I mix up a carton of egg substitute,

a can of mushrooms (I'm sure you could use fresh ones, I just have a hard time keeping the fresh if I don't get to it right away),

~half a medium onion(63 grams),

~half a medium-large sweet pepper (72 grams),

5 slices of extra lean ham cut up into small pieces,

1 ounce of cheddar,

1 ounce of lowfat mozerella (I get mozerella fresca from the deli section, they come in tiny little balls so I don't have to shred anything) 

Mix all that up in a bowl,

spray a 9 x 9 inch baking dish  sprayed with cooking spray

chop up about half a roma tomato and sprinkle that on top.

bake it a 350 for ~50 minutes

Let it cool and turn it out onto a cutting board,

quarter it and freeze it (you can either put them in sandwich bags, or wrap them up in saranwrap before you freeze them.  If you have the room, putting them on a small sheet pan and covering them with saranwrap until they freeze works too and it save on the plastic trash)  If you don't have something like a Food Saver, the sandwich bags are probably your best bet. 

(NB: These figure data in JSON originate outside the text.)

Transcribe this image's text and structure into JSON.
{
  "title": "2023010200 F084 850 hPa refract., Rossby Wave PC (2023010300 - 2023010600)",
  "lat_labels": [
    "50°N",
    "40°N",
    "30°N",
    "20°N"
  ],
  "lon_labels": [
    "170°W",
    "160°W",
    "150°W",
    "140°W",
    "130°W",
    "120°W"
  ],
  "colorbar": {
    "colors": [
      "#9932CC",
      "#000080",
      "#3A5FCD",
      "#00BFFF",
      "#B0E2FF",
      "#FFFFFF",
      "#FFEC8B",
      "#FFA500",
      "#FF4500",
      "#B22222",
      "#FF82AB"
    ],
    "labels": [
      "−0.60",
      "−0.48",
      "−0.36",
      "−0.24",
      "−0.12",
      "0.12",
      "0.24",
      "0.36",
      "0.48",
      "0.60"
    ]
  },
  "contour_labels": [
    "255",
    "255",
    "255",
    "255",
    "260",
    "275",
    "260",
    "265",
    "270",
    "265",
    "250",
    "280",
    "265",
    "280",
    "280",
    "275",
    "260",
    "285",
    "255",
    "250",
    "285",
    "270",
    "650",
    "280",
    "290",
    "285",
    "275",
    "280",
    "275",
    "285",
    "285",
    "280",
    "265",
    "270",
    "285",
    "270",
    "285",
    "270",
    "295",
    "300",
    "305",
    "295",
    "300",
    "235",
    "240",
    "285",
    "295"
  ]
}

I normal take them out the day before I'm going to use them, so they're thawed, but I would guess you could take them straight fromt the freezer.  I haven't tried that though.  When they're thawed, it takes 2 minutes on high in the microwave to reheat them.

They travel well, mom makes breakfast sandwiches out of them at work.

 

with the omeletts don't they get watery when you heat them up? that always happens to me and it gets me super skieved out and i just wind up throwing it out.